Según recorremos los meses, la vida captura espacios y cede otros, y nosotros, como parte de un entorno que no se detiene, podemos elegir entre alimentar el miedo y convertirnos en prisioneros de la enfermedad, o dejarnos llevar por las circunstancias y tratar de modelarlas con valentía para construir una futura normalidad más calmada y sensata que la que hemos dejado atrás.
Porque esta es la pregunta clave: ¿qué es la normalidad? Lo cierto es que la normalidad no existe más allá de la manera en que deseamos mirar el mundo. Llamamos «normalidad» a la suma de aquellos elementos que constituyen el entorno social y natural que nos ha sido transmitido, las convenciones que hemos asumido como verdad y el modo en que nos percibimos parte de cuanto existe. Es decir, lo que consideramos normal no viene definido de forma natural, sino que lo definimos nosotros mismos.
Periodos oscuros como el que estamos viviendo nos invitan a repensar el presente y el futuro que nos espera.
Podemos aspirar a restaurar al milímetro la anterior normalidad, como muchos desean y predican, pero antes de hacerlo deberíamos aprovechar este periodo de pausa para reflexionar sobre las implicaciones que conlleva el modo de vida del que procedemos. ¿De verdad queremos sumar a la salud, los abrazos y los besos y las libertades que a las que nunca debemos renunciar un modelo social que destruye la naturaleza, que amenaza con esclavizarnos en una precariedad laboral creciente y que concibe cada cosa que nos rodea, incluida la propia vida humana, como un recurso que explotar hasta agotarlo?

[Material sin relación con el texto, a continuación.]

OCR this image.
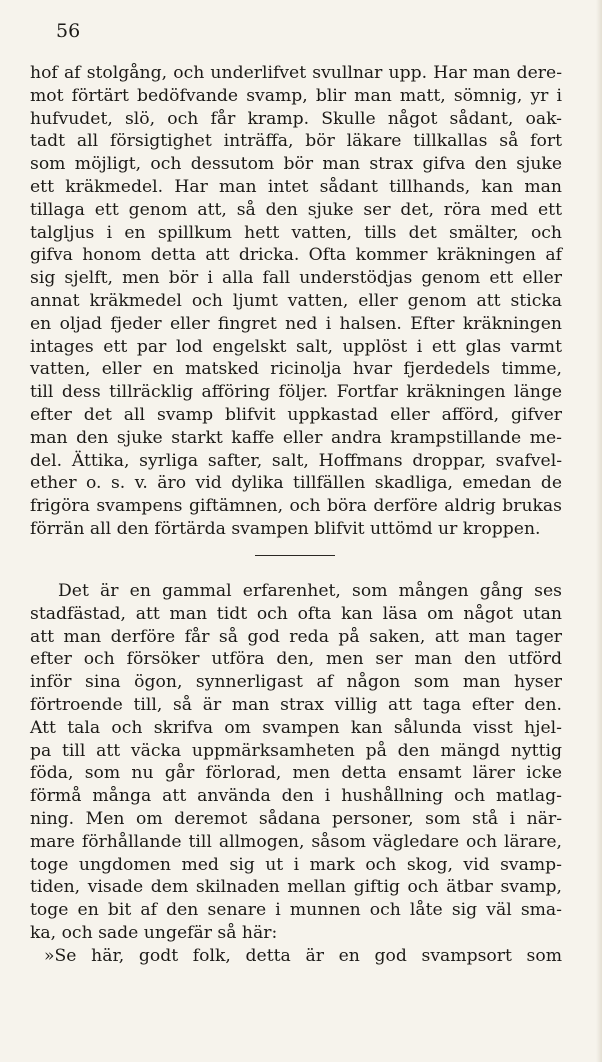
56
hof af stolgång, och underlifvet svullnar upp. Har man dere-
mot förtärt bedöfvande svamp, blir man matt, sömnig, yr i
hufvudet, slö, och får kramp. Skulle något sådant, oak-
tadt all försigtighet inträffa, bör läkare tillkallas så fort
som möjligt, och dessutom bör man strax gifva den sjuke
ett kräkmedel. Har man intet sådant tillhands, kan man
tillaga ett genom att, så den sjuke ser det, röra med ett
talgljus i en spillkum hett vatten, tills det smälter, och
gifva honom detta att dricka. Ofta kommer kräkningen af
sig sjelft, men bör i alla fall understödjas genom ett eller
annat kräkmedel och ljumt vatten, eller genom att sticka
en oljad fjeder eller fingret ned i halsen. Efter kräkningen
intages ett par lod engelskt salt, upplöst i ett glas varmt
vatten, eller en matsked ricinolja hvar fjerdedels timme,
till dess tillräcklig afföring följer. Fortfar kräkningen länge
efter det all svamp blifvit uppkastad eller afförd, gifver
man den sjuke starkt kaffe eller andra krampstillande me-
del. Ättika, syrliga safter, salt, Hoffmans droppar, svafvel-
ether o. s. v. äro vid dylika tillfällen skadliga, emedan de
frigöra svampens giftämnen, och böra derföre aldrig brukas
förrän all den förtärda svampen blifvit uttömd ur kroppen.
Det är en gammal erfarenhet, som mången gång ses
stadfästad, att man tidt och ofta kan läsa om något utan
att man derföre får så god reda på saken, att man tager
efter och försöker utföra den, men ser man den utförd
inför sina ögon, synnerligast af någon som man hyser
förtroende till, så är man strax villig att taga efter den.
Att tala och skrifva om svampen kan sålunda visst hjel-
pa till att väcka uppmärksamheten på den mängd nyttig
föda, som nu går förlorad, men detta ensamt lärer icke
förmå många att använda den i hushållning och matlag-
ning. Men om deremot sådana personer, som stå i när-
mare förhållande till allmogen, såsom vägledare och lärare,
toge ungdomen med sig ut i mark och skog, vid svamp-
tiden, visade dem skilnaden mellan giftig och ätbar svamp,
toge en bit af den senare i munnen och låte sig väl sma-
ka, och sade ungefär så här:
»Se här, godt folk, detta är en god svampsort som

Joven comprando con mascarilla en la nueva normalidad
Antes he dicho que las crisis nos enseñan que la normalidad es una ilusión y que la fragilidad es nuestra compañera de andanzas existenciales –y por tanto no es nuestra adversaria- . Añado ahora que periodos oscuros como el que estamos viviendo nos invitan a repensar el presente y el futuro que nos espera. Durante la pandemia, y con mayor ímpetu tras ella, numerosos retos desafían nuestro porvenir. Apostar por la paz social y por una ética de los cuidados, la generosidad y el apoyo mutuo; proteger la democracia y nuestros derechos civiles, promover la igualdad, defender nuestra integridad e identidad genética o reformular los derechos laborales en un entorno de trabajo cada vez más digitalizado son algunas de los posibles enfoques para que la nueva normalidad sea algo más que una continuidad disfrazada. En estos momentos todavía lidiamos con el virus, pero no debemos olvidar que el futuro no es más que el presente que vendrá, y que para poder vivir antes debemos aprender a convivir.